Quelques-uns de ces prisonniers résistèrent jusqu’au bout. L’un d’eux, Israélite de débile complexion et de chétive apparence, se comporta comme un héros. Le juge d’instruction, n’en pouvant rien tirer, lui appliqua un soufflet et fit venir ses estafiers. On le menaça de le bâtonner; il répondit que ce qu’on voulait lui faire dire était faux, qu’il avait vingt-quatre témoins à citer. On lui asséna sur la mâchoire trois-coups de poing qui firent jaillir le sang. Il refusa d’avouer. On lui fît avaler tant d’eau qu’il se laissa tomber à terre pour la rendre; quand il l’eut rendue, on lui administra trois verres d’eau salée.
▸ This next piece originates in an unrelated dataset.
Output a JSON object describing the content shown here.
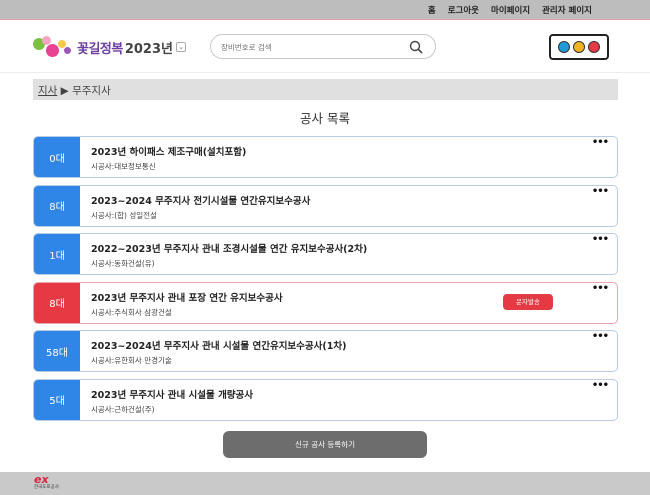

Il refusa d’avouer. On lui lia les mains derrière le dos, et le commissaire le prit par une des boucles de ses cheveux, l’un de ses assistans par une autre; ils tirèrent si fort que les deux boucles leur restèrent dans la main. Il refusa d’avouer. On le déshabilla, on le coucha sur la paille, on le menaça de le pendre par les pieds. Puis on l’obligea de courir jusqu’à Eszlar devant le cheval d’un pandour. La chaleur était étouffante, il n’en pouvait plus, il refusa d’avouer. On finit par l’enfermer dans un cabinet noir. Il y demeura trois semaines et y tomba gravement malade, demandant toujours qu’on entendît ses témoins sans que personne consentît à les entendre.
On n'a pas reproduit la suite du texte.